“We’re actively having a lot of conversations right now with institutions,” says John Ciampaglia, chief executive officer of Sprott Inc.
“What we’re finding is a lot more reception about precious metals and investing in them, not just in the physical but in a variety of ways. And it’s not a one-size-fits-all type of solution or conversation that we’re having.”
Since 1970, the price of gold has consistently grown at a rate that comfortably beats the rate of inflation, proving an effective hedge during periods of high price growth, according to a recent blog post by State Street Global Advisors’ exchange-traded fund specialist, Robin Tsui, and its head of gold strategy, George Milling-Stanley.
When the rate of inflation rose to more than five per cent a year, the price of gold had an average annual growth rate of 15.2 per cent, they noted.
“The word inflation is being introduced back into our narrative, so for any large plan that has inflation index payment liabilities, they are starting to think differently about their allocation to inflation sensitive assets,” says Ciampaglia.
Further, he’s finding in his discussions with institutional clients that they like gold’s low correlation with the bulk of assets typically held by pension plans, such as equities and bonds. In their blog post, Tsui and Milling-Stanley also emphasized that feature, noting gold’s low and even sometimes negative correlation with global bond and equity markets.
“They are looking for simple, low-cost and effective diversifiers in terms of correlation to traditional assets,” says Ciampaglia.
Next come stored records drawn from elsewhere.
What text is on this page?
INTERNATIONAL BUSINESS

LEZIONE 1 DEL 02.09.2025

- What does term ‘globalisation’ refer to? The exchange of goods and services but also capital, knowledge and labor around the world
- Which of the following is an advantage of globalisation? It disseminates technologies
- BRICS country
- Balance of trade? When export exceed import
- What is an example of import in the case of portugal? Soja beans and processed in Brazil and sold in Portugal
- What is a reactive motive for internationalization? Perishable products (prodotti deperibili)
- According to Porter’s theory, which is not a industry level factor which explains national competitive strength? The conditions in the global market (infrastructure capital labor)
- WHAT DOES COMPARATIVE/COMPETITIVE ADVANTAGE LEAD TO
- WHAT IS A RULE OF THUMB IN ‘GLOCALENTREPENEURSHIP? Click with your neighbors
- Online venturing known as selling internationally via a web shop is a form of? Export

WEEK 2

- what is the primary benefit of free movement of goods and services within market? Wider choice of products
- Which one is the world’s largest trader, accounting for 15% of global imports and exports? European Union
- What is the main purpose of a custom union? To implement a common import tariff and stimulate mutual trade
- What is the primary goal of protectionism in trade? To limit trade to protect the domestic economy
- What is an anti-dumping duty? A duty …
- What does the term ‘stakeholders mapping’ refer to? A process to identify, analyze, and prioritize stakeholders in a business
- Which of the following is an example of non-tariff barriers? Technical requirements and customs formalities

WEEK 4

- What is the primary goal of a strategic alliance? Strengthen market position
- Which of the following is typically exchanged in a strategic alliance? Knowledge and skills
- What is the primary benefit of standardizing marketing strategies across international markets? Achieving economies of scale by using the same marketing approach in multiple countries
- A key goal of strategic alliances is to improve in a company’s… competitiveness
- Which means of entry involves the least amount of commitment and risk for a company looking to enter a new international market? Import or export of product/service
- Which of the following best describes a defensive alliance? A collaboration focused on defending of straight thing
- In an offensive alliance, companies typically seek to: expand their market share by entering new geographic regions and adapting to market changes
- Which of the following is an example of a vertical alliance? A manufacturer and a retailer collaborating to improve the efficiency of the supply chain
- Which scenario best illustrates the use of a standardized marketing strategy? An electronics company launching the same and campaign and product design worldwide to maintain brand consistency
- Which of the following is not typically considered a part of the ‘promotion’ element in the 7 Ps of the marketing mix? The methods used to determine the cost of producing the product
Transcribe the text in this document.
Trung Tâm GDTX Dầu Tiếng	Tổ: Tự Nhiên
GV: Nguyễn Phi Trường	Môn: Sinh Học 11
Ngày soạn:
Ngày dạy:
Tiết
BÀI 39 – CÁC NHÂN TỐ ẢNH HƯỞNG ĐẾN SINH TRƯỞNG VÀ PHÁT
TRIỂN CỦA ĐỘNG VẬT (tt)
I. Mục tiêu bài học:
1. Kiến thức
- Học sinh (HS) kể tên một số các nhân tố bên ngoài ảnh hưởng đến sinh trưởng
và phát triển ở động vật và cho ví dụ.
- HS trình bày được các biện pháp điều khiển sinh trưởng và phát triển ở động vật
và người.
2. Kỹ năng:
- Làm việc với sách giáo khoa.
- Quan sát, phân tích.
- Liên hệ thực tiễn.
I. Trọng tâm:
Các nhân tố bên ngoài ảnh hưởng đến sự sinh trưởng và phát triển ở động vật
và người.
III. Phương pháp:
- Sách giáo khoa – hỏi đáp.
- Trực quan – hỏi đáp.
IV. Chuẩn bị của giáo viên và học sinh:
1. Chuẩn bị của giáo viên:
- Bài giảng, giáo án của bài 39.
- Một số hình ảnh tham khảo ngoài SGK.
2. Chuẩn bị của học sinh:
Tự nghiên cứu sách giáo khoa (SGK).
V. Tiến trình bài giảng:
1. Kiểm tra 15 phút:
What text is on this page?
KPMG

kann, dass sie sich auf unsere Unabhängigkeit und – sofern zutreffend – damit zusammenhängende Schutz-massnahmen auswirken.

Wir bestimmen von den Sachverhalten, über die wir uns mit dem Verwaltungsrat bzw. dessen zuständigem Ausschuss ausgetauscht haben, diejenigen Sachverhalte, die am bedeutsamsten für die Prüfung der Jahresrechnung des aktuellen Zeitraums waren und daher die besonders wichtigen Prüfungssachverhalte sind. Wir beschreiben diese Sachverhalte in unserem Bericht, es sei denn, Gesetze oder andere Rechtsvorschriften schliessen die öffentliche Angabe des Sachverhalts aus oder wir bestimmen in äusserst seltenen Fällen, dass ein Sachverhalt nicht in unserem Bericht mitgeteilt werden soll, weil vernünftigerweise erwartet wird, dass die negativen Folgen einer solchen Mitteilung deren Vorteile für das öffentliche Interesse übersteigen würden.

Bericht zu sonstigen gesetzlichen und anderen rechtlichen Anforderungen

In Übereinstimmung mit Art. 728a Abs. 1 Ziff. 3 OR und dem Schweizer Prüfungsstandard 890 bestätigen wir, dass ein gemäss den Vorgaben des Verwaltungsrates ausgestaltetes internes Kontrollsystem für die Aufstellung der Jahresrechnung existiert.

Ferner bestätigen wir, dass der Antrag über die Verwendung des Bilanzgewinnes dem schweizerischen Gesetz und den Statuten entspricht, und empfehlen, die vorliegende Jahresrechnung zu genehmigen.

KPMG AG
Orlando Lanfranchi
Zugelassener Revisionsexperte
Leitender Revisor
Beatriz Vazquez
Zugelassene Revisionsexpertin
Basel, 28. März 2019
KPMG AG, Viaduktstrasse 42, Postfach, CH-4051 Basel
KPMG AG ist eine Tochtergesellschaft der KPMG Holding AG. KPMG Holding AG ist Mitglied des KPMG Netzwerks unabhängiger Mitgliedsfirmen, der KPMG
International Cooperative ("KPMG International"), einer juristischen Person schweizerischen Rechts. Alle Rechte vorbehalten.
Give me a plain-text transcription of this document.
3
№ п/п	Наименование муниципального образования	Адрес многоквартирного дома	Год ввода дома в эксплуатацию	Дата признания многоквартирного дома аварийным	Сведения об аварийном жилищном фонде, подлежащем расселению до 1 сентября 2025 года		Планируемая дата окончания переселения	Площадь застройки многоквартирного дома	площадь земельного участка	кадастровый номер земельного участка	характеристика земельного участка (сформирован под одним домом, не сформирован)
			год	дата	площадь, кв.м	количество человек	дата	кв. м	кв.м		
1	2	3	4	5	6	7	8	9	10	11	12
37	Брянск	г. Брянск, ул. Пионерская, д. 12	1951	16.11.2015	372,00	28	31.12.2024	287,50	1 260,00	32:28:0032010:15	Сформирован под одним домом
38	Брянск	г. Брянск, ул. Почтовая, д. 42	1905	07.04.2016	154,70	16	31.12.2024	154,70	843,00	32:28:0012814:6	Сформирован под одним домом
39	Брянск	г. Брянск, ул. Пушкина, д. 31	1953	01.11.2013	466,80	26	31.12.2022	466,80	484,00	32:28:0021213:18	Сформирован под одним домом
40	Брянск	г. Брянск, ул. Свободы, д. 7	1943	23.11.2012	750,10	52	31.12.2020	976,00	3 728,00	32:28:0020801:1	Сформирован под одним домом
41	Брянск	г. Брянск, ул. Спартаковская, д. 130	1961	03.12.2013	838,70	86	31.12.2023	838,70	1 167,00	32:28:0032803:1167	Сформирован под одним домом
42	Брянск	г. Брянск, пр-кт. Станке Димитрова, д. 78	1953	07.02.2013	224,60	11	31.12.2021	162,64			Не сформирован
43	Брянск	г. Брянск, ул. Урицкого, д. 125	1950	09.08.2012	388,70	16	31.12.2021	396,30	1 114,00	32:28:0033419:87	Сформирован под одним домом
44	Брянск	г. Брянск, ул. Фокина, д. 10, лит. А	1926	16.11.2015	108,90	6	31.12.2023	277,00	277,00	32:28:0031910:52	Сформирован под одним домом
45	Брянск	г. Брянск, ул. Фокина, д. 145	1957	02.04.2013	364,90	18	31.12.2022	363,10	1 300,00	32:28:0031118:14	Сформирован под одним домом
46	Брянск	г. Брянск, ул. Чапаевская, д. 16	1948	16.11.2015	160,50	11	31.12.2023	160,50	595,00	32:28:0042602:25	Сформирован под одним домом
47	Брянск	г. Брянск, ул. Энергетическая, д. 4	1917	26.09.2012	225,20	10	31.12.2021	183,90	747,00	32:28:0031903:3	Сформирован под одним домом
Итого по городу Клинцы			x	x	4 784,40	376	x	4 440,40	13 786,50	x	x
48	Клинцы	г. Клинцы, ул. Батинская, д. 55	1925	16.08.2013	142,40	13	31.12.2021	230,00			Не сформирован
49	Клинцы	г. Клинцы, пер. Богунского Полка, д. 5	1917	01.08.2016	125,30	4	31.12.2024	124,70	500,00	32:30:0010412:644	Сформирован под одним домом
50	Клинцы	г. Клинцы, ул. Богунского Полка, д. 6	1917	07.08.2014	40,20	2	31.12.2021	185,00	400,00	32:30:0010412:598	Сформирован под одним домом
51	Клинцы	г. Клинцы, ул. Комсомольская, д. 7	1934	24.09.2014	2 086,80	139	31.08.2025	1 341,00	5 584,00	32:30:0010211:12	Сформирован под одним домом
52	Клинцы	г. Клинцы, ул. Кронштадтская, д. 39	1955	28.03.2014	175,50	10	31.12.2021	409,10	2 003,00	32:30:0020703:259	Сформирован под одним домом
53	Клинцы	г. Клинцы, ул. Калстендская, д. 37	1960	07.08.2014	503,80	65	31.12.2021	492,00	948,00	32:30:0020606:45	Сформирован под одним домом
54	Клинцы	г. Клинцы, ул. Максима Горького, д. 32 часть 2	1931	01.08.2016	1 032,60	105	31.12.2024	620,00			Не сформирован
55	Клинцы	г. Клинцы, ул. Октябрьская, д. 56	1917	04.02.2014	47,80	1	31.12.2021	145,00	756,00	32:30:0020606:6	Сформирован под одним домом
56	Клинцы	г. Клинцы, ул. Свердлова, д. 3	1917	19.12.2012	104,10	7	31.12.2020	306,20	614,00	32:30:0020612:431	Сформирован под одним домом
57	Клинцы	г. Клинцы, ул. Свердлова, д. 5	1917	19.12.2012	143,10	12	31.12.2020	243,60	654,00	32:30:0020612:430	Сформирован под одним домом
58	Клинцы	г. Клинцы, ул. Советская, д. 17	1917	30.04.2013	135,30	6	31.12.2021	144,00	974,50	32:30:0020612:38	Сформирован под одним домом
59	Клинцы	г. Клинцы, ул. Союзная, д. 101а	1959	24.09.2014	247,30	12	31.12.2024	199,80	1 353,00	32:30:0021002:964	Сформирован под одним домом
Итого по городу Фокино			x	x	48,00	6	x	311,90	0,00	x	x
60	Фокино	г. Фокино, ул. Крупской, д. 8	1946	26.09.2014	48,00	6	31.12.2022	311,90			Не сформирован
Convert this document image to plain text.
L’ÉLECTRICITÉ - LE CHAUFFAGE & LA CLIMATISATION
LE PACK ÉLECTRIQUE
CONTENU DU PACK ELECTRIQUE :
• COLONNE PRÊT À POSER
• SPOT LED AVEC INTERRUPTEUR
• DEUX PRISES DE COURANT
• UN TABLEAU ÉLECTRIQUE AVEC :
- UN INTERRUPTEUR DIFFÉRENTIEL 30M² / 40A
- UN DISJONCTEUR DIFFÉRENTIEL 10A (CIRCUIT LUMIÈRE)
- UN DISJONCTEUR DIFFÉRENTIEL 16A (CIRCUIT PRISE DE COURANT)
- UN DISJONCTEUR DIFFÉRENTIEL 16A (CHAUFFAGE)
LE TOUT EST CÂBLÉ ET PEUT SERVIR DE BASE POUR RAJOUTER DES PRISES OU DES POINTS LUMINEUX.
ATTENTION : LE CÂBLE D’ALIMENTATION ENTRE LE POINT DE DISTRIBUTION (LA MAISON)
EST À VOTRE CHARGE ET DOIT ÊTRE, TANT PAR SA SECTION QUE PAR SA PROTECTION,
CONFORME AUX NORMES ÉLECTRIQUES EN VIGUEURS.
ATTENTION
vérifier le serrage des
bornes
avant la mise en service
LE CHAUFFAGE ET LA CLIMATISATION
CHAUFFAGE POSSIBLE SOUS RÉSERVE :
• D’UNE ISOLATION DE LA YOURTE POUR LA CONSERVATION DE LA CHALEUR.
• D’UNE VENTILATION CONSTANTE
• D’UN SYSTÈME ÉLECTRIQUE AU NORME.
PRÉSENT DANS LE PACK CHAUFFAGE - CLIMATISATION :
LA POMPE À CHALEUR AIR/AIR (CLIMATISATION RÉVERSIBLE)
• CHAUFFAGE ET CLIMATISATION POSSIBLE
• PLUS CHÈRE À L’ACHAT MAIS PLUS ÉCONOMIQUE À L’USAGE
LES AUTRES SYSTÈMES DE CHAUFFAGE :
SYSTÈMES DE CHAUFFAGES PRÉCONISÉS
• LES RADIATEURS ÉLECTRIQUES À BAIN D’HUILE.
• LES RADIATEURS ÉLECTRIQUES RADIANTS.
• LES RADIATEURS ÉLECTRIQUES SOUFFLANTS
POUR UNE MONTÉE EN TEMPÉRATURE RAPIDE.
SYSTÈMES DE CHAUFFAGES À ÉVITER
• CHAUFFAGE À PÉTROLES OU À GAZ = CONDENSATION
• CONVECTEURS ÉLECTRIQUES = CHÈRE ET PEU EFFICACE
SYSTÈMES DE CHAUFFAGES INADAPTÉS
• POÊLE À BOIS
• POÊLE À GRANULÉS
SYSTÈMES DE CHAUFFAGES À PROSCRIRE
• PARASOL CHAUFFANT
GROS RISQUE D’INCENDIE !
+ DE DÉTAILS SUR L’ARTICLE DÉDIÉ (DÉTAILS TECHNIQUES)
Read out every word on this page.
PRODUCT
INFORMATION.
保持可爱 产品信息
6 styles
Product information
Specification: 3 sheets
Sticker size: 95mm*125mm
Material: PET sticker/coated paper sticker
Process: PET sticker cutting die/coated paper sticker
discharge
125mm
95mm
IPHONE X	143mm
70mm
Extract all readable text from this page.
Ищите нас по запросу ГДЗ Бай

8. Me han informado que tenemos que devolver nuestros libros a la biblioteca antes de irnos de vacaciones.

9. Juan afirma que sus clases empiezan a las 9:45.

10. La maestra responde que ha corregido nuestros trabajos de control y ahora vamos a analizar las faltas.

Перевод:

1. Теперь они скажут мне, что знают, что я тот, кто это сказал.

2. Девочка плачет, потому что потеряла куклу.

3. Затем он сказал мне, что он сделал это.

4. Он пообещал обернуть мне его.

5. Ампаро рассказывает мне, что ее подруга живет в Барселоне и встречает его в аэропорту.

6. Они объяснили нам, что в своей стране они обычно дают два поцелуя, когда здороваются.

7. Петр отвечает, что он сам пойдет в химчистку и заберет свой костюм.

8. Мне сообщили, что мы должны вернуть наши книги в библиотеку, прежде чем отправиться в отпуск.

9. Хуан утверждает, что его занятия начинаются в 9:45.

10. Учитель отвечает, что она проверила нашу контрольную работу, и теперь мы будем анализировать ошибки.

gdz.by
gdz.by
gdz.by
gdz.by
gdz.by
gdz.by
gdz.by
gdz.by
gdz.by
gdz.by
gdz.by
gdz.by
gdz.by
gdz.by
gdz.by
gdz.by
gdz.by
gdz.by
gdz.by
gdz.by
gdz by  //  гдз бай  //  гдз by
As for gold stocks, there’s a possible tactical play at the moment, he says. “Some plans are looking at the valuations of the gold mining companies themselves. And there has been a dislocation in the market where the price of gold has gone up nicely over the last couple of years, but the gold stocks last year, for example, barely moved or were negative on the year. And gold was up around 10 or 12 per cent, depending on the currency you’re using. So the plans are starting to look at the gold space again on the public equities side.”
Another tangential exposure to the material is private credit deals between pension plans and companies in the mining sector, he adds. “They’re looking at that to gain exposure to the sector, also some upside to the sector if the price of gold goes up, but doing it in a more secure segment of the capital structure of a company.”
Such forays represent a move back into a sector institutional investors have been cold on for some time, says Ciampaglia. “It’s still information gathering. Some plans are making moves right now. Other plans are in research and building up the investment case to present to their committees.”